After that, it was over to the George Dickel table to meet two people who are putting out some of the best American whiskey you can buy right now, namely Dickel/Cascade Hollow general manager/distiller Nicole Austin and Leopold Bros.’ mad scientist/distiller Todd Leopold. They’ve got a new collaboration out, a blend of Leopold’s groundbreaking Three Chamber Rye and Austin’s previously-unreleased column still rye, which they say replicates the kind of rye sold before and shortly after Prohibition. No more need for a time machine! But you definitely need a taste of this rye, which was almost as much of a thrill to drink as it was to meet Nicole and Todd in person for the first time. It’s called George Dickel X Leopold Bros Collaboration Blend, by the way.
After that, the evening gets blurrier. So much booze, so little time…. but I can vouch for the excellence of the 30-Year-Old single grain whiskey I tried from Fuji (a Japanese brand founded in the early ‘70s but new to the U.S.); Writer’s Tears' cognac cask-finished Irish whiskey; Glenmorangie’s new “A Tale Of Winter” expression; The Representative, a 4-year-old barrel-proof bourbon from Dave Schmier’s Proof & Wood; and pretty much everything from the aforementioned St. George Spirits. They’re the first of the modern “craft distilleries,” with a history that goes back almost 40 years. They make gin, they make whiskey, they make liqueurs, they make absinthe, and a whole lot more besides. And if there’s something they haven’t made, they’re probably gonna make it at some point.

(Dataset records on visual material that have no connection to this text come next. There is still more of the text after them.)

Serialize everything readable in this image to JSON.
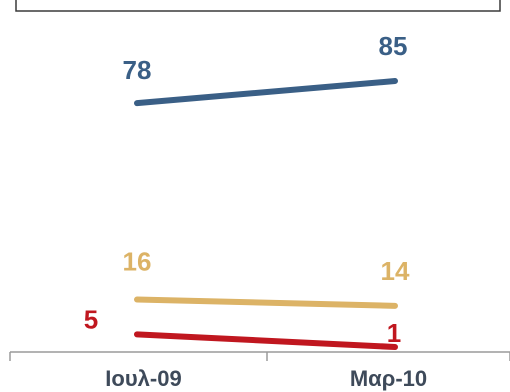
{
  "chart_data": {
    "type": "line",
    "categories": [
      "Ιουλ-09",
      "Μαρ-10"
    ],
    "series": [
      {
        "values": [
          78,
          85
        ],
        "color": "#3a5f86"
      },
      {
        "values": [
          16,
          14
        ],
        "color": "#dcb366"
      },
      {
        "values": [
          5,
          1
        ],
        "color": "#c0171f"
      }
    ],
    "ylim": [
      0,
      100
    ],
    "grid": false,
    "legend": "none"
  }
}
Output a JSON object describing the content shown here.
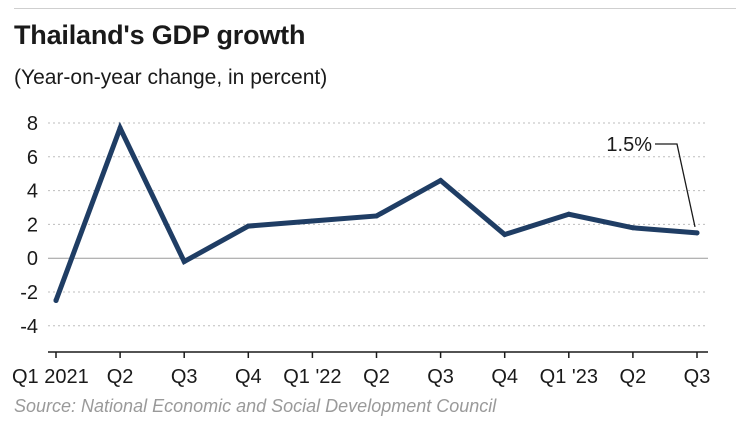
{
  "header": {
    "title": "Thailand's GDP growth",
    "subtitle": "(Year-on-year change, in percent)"
  },
  "footer": {
    "source": "Source: National Economic and Social Development Council"
  },
  "chart_data": {
    "type": "line",
    "title": "Thailand's GDP growth",
    "subtitle": "(Year-on-year change, in percent)",
    "xlabel": "",
    "ylabel": "",
    "ylim": [
      -6,
      8
    ],
    "yticks": [
      8,
      6,
      4,
      2,
      0,
      -2,
      -4
    ],
    "grid": true,
    "categories": [
      "Q1 2021",
      "Q2",
      "Q3",
      "Q4",
      "Q1 '22",
      "Q2",
      "Q3",
      "Q4",
      "Q1 '23",
      "Q2",
      "Q3"
    ],
    "series": [
      {
        "name": "",
        "color": "#1f3d64",
        "values": [
          -2.5,
          7.7,
          -0.2,
          1.9,
          2.2,
          2.5,
          4.6,
          1.4,
          2.6,
          1.8,
          1.5
        ]
      }
    ],
    "annotations": [
      {
        "label": "1.5%",
        "index": 10
      }
    ]
  },
  "colors": {
    "line": "#1f3d64",
    "grid": "#bdbdbd",
    "source_text": "#9a9a9a"
  }
}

One thing I do NOT recommend: Cincoro Tequila. Overly sweet and highly artificial tasting (the extra añejo, at least), it won’t settle the debate over who’s basketball’s GOAT, but co-owner Michael Jordan’s tequila is definitely inferior to LeBron James’ Lobos 1707.
Amaro & Antipasto, Bourbon & (Veggie) Burgers
I was in no shape to drink anything for the next few days, and when I did, I eased back in gently with an Averna amaro, on the rocks with a twist of lemon, paired with a basket of antipasti they’d thoughtfully sent over. Averna is quite sweet and mellow, inviting rather than challenging like a fernet, and it laid a nice base for stuff like tuna-stuffed hot cherry peppers on fresh sourdough bread.
Another day off and I was ready for a proper full-proof spirit-forward cocktail. The drinks at Hillstone (known as Houston’s in the rest of the country) are well made, extremely well made for a national chain restaurant, and my favorite thing about ordering a martini or a Manhattan there is that, about halfway through the drink, a waitperson comes by with a fresh glass, straight from the freezer, into which the remainder is poured. Genius move, and my Bulleit bourbon Manhattan was all the better for it. Also — they make the best veggie burger in New York, bar none. Try it for yourself, and tell them I sent you.